Global Climate Destabilization – A Conversation

 

 

The Global Warming debate is, needless to say (but I’m saying it anyway to further this blog post), a contentious one. As Greg the Science Teacher Guy says, a more accurate term is Global Climate Destabilization. So whether you think humans are causing the planet to warm or not, or whether you even believe that the planet is even warming, this video gets a potentially important conversation going. It also frames the debate properly, not in whether the problem does or does not exist, but what are the costs or benefits to acting or not.

This video, entitled "How It All Ends" (hyperbole . . . or not?), is important not only from the global implications of the debate itself, but also because of the educational importance of science and the scientific process. This debate is what science is all about – a theory, presentation of data, peer review, skepticism, finding holes in the theory, lather, rinse, repeat.

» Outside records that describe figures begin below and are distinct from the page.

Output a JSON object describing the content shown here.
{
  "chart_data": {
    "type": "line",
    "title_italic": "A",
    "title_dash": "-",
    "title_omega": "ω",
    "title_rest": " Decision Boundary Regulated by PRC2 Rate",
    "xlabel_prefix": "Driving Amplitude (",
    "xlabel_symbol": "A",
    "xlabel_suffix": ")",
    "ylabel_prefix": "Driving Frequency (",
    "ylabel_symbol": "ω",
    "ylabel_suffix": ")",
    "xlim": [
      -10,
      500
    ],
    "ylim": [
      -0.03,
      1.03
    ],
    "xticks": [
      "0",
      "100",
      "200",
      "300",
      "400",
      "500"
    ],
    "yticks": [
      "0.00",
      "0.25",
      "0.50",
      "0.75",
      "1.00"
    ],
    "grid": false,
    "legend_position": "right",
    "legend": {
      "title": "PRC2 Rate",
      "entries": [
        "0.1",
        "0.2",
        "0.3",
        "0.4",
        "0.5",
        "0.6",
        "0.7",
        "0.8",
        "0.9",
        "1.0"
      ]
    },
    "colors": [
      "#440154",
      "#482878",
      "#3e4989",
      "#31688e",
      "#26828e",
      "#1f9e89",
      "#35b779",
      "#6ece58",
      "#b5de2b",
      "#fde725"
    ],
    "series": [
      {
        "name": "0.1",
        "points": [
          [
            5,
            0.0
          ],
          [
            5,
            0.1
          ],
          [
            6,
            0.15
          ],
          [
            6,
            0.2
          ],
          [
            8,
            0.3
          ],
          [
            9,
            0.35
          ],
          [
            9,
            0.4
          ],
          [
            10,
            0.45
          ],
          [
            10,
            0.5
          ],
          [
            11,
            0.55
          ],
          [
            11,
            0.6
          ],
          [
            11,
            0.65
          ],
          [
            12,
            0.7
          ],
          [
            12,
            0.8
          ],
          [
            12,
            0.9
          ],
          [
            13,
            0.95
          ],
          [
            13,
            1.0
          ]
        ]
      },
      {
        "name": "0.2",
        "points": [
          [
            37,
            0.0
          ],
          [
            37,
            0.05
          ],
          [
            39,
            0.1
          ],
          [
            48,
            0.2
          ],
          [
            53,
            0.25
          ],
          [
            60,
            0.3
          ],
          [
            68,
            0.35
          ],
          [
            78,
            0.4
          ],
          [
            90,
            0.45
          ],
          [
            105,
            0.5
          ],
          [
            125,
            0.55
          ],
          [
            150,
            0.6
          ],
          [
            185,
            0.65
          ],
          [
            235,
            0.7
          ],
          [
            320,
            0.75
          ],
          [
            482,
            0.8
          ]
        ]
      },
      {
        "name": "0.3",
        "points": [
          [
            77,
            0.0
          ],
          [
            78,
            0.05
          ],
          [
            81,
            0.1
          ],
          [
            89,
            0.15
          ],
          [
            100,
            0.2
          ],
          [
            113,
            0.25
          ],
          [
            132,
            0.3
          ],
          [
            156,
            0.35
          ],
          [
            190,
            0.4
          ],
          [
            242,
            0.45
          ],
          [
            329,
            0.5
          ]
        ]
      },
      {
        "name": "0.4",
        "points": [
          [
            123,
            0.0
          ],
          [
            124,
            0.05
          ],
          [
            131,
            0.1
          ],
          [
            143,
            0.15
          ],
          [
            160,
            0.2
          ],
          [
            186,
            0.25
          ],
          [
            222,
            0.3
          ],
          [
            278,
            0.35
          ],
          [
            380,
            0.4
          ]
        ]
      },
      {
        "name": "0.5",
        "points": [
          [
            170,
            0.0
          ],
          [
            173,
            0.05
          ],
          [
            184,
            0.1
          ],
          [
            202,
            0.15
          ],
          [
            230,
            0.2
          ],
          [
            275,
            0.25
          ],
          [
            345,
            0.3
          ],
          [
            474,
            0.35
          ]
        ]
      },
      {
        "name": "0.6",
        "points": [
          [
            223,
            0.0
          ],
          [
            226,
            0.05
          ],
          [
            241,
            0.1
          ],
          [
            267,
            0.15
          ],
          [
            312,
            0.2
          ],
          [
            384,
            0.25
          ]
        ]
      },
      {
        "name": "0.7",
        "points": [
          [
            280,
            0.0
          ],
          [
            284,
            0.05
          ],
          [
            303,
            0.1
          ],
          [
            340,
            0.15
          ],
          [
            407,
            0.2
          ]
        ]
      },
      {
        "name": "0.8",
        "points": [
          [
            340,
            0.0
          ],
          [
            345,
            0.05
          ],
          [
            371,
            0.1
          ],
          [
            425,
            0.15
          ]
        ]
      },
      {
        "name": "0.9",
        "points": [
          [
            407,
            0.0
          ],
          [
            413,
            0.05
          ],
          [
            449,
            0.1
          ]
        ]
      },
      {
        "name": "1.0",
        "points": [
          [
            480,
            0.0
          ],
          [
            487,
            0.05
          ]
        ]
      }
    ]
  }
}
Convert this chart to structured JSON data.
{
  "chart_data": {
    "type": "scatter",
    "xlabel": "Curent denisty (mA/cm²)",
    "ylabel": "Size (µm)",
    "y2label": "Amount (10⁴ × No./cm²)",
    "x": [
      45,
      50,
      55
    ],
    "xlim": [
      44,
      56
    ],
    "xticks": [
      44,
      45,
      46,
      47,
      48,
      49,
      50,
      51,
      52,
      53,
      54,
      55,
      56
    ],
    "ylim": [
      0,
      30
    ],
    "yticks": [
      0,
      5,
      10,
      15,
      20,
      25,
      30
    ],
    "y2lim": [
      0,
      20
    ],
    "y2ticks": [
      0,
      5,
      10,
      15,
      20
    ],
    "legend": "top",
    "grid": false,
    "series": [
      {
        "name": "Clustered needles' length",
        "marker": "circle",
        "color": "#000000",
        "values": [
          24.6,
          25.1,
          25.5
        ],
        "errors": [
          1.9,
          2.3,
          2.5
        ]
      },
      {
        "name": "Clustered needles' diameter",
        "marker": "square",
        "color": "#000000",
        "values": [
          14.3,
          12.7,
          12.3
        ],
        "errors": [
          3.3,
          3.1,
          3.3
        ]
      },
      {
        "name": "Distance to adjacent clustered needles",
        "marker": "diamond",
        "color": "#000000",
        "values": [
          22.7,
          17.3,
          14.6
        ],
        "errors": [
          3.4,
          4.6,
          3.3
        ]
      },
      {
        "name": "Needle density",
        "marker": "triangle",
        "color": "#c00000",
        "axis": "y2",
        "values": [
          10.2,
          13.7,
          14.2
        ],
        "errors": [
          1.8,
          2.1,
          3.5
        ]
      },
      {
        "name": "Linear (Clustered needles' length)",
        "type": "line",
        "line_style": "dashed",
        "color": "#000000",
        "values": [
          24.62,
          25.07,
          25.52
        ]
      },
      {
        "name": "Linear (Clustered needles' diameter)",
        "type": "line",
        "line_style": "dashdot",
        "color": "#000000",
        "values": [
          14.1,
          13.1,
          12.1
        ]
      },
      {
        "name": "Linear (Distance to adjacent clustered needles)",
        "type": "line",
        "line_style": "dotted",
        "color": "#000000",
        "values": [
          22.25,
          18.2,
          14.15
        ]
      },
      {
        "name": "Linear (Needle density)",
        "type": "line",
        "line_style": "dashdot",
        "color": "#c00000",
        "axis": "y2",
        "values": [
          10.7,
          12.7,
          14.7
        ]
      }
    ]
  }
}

Greg’s video makes me want to investigate more and see all the arguments for and against. I can form my opinions from people presenting evidence, but I always have more questions and I usually ask "what if they’re wrong?" Take for instance this video by the world renowned and well respected Sir David Attenborough:

 

 

Entitled "The Truth About Climate Change", it lays out (literally) the graph of the warming that’s occurring, but I’m left feeling like "that’s it, but I have so many questions?" Don’t just tell me it’s THE truth. So here’s another question. Can scientists possibly present ALL the arguments and evidence for ALL of us to be convinced one way or the other? I think this is an admirable attempt (though, as I write this I haven’t watched anywhere near all the videos) to open this debate to the public in an intelligent and scientific way. I think it’s worth my time.

Hat tip to Karl Fisch.

2 Comments

  1. It is a good one….(I delicioused it to you and many others about a month ago, btw).

    In answer to your questions, no and no, in reverse order. No, of course not ALL will be convinced about anything through rational discussion and/or science (‘We never landed on the moon’, young earth creationism, controlled demolition of WTC, Elvis lives, “They’ll still find the WMD in Iraq”, etc.). it’s a problem I’m not sure this or any other society will overcome. Let’s just try to keep them in a very tiny minority.

    And no, scientists can’s present ALL the arguments and evidence–science/evidence accumulates slowly over time, each scientist (or more likely, group of scientists) contributes a little piece here and a little piece there. Then a big picture emerges. What needs to happen better is instruction at the elementary and high school level about the nature of science so that people can cope with thinking about the big picture of scientific evidence.

    Darnit, this topic always riles me up!

  2. Patrick has already said it quite well.

    Even though I’m sure you read a plethora of blogs already I would suggest checking out No Impact Man. Even though his experiment is over the old posts are worth perusing and I think he makes great arguments on why global warming is something we should really be concerned about.